1: -- Look for I/O requests taking longer than 15 seconds in the five most recent SQL Server Error Logs (Query 26) (IO Warnings)
2: CREATE TABLE #IOWarningResults(LogDate datetime, ProcessInfo sysname, LogText nvarchar(1000));
4: INSERT INTO #IOWarningResults
5: EXEC xp_readerrorlog 0, 1, N'taking longer than 15 seconds';
7: INSERT INTO #IOWarningResults
8: EXEC xp_readerrorlog 1, 1, N'taking longer than 15 seconds';
10: INSERT INTO #IOWarningResults
11: EXEC xp_readerrorlog 2, 1, N'taking longer than 15 seconds';
13: INSERT INTO #IOWarningResults
14: EXEC xp_readerrorlog 3, 1, N'taking longer than 15 seconds';
16: INSERT INTO #IOWarningResults
17: EXEC xp_readerrorlog 4, 1, N'taking longer than 15 seconds';
19: SELECT LogDate, ProcessInfo, LogText
20: FROM #IOWarningResults
21: ORDER BY LogDate DESC;
23: DROP TABLE #IOWarningResults;
25: -- Finding 15 second I/O warnings in the SQL Server Error Log is useful evidence of
26: -- poor I/O performance (which might have many different causes)
28: -- Diagnostics in SQL Server help detect stalled and stuck I/O operations
29: -- https://support.microsoft.com/en-us/kb/897284
Figure 4: Query #26 IO Warnings
This query may take some time to complete if your SQL Server Error log files are very large. Finding any 15 second I/O warnings is very strong evidence that you were seeing very poor storage subsystem performance when they were recorded. The warnings go down to the database file level, so you can see which drive and which file was affected.

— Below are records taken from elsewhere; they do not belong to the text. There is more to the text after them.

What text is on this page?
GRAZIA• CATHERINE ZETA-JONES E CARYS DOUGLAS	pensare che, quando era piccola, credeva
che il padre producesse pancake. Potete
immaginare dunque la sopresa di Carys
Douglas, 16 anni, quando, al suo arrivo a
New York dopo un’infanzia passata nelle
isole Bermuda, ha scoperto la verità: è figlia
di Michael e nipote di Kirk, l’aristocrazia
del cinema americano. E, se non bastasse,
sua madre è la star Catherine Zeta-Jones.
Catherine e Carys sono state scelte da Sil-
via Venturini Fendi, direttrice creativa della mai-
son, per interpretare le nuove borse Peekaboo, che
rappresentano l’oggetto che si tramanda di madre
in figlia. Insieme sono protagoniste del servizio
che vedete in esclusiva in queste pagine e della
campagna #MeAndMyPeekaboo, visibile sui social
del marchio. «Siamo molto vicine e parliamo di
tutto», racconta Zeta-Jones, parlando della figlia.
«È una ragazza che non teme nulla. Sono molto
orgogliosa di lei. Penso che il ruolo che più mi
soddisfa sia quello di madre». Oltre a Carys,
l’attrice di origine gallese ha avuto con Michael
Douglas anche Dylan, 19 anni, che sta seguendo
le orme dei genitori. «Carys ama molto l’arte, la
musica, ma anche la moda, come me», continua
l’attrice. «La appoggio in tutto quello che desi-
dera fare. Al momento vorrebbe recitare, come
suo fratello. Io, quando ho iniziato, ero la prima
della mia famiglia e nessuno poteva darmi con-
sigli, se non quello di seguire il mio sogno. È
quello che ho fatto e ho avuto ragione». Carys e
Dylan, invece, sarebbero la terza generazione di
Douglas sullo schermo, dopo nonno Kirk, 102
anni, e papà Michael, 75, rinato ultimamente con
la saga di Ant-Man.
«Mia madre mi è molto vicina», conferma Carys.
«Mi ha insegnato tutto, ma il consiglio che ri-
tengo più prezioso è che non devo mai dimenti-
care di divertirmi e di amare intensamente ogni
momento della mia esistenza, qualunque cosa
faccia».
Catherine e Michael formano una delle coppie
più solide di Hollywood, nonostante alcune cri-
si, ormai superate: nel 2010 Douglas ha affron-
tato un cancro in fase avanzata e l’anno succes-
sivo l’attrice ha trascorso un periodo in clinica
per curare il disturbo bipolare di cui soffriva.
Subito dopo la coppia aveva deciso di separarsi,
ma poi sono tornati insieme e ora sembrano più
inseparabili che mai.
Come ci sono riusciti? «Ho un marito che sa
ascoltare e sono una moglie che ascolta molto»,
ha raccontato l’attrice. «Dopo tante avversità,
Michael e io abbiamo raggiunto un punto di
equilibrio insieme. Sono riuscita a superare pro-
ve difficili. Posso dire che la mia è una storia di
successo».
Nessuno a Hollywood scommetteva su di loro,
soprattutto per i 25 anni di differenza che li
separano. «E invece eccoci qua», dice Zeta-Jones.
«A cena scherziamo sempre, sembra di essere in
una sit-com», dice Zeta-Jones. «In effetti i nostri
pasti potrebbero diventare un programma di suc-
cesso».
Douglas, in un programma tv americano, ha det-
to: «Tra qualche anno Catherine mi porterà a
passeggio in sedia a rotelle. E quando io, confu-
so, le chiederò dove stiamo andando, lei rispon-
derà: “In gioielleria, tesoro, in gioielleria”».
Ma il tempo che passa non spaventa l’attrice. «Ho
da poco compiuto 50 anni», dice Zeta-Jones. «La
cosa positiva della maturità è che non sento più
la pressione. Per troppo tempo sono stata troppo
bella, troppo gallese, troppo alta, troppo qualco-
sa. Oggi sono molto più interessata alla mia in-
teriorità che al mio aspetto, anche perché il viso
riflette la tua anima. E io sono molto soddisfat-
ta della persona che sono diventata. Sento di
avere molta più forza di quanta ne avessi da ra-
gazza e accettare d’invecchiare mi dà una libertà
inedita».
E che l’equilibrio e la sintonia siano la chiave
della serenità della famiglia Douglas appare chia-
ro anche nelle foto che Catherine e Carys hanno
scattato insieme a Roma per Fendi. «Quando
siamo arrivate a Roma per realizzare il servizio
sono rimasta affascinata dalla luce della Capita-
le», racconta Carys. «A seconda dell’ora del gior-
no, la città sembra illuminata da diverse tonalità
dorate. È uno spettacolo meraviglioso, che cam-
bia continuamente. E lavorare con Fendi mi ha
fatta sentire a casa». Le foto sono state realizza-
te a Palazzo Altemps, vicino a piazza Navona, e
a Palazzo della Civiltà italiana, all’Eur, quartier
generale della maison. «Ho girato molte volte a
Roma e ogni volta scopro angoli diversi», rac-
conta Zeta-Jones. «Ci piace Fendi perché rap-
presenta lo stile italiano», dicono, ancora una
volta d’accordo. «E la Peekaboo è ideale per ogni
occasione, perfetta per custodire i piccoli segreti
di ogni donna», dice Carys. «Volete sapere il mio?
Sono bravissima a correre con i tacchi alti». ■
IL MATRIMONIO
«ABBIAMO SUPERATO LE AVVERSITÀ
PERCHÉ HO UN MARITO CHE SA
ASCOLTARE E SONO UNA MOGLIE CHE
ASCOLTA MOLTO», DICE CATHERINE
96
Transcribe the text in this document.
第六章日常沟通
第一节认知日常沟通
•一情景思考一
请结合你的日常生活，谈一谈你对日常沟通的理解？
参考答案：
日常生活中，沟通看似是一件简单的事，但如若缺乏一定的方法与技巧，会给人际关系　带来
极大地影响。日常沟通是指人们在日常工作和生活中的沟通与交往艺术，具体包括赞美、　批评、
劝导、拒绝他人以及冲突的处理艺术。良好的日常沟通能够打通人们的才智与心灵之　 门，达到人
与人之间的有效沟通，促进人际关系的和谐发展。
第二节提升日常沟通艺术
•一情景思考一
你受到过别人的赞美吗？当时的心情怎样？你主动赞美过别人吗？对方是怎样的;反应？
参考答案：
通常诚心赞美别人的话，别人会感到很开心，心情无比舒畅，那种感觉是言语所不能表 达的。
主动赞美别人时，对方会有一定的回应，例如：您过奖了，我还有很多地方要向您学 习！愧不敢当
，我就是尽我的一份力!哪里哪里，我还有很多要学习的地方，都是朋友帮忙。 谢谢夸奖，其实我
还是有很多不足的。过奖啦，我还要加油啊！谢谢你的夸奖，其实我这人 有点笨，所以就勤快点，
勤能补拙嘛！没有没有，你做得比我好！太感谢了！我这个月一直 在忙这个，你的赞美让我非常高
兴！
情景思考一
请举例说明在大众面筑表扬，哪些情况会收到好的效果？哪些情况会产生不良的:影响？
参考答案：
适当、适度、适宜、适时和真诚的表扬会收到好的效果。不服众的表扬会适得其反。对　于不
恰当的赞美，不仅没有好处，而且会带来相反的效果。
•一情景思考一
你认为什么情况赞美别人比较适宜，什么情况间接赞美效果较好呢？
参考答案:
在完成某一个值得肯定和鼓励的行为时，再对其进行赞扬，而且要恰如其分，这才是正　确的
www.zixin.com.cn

What you want to look for is whether there is any sort of recognizable pattern to when you are getting these warnings. For example, perhaps you often see a series of 15 second warnings for the data files for one database at around 3AM each morning. Perhaps this is when you are doing index maintenance, plus running DBCC CHECKDB at the same time, or some other repeating pattern of scheduled disk intensive activity.
On the other hand, it may be the case that you see many 15 second I/O warnings at random times, spread across many drive volumes and disk files. This would be a pretty good indicator of generally poor storage subsystem performance!
The results of these four queries are very useful to have available when you talk to your storage administrator about disk performance. The more evidence and metrics you have available about what SQL Server is seeing from a storage perspective, the stronger your case will be.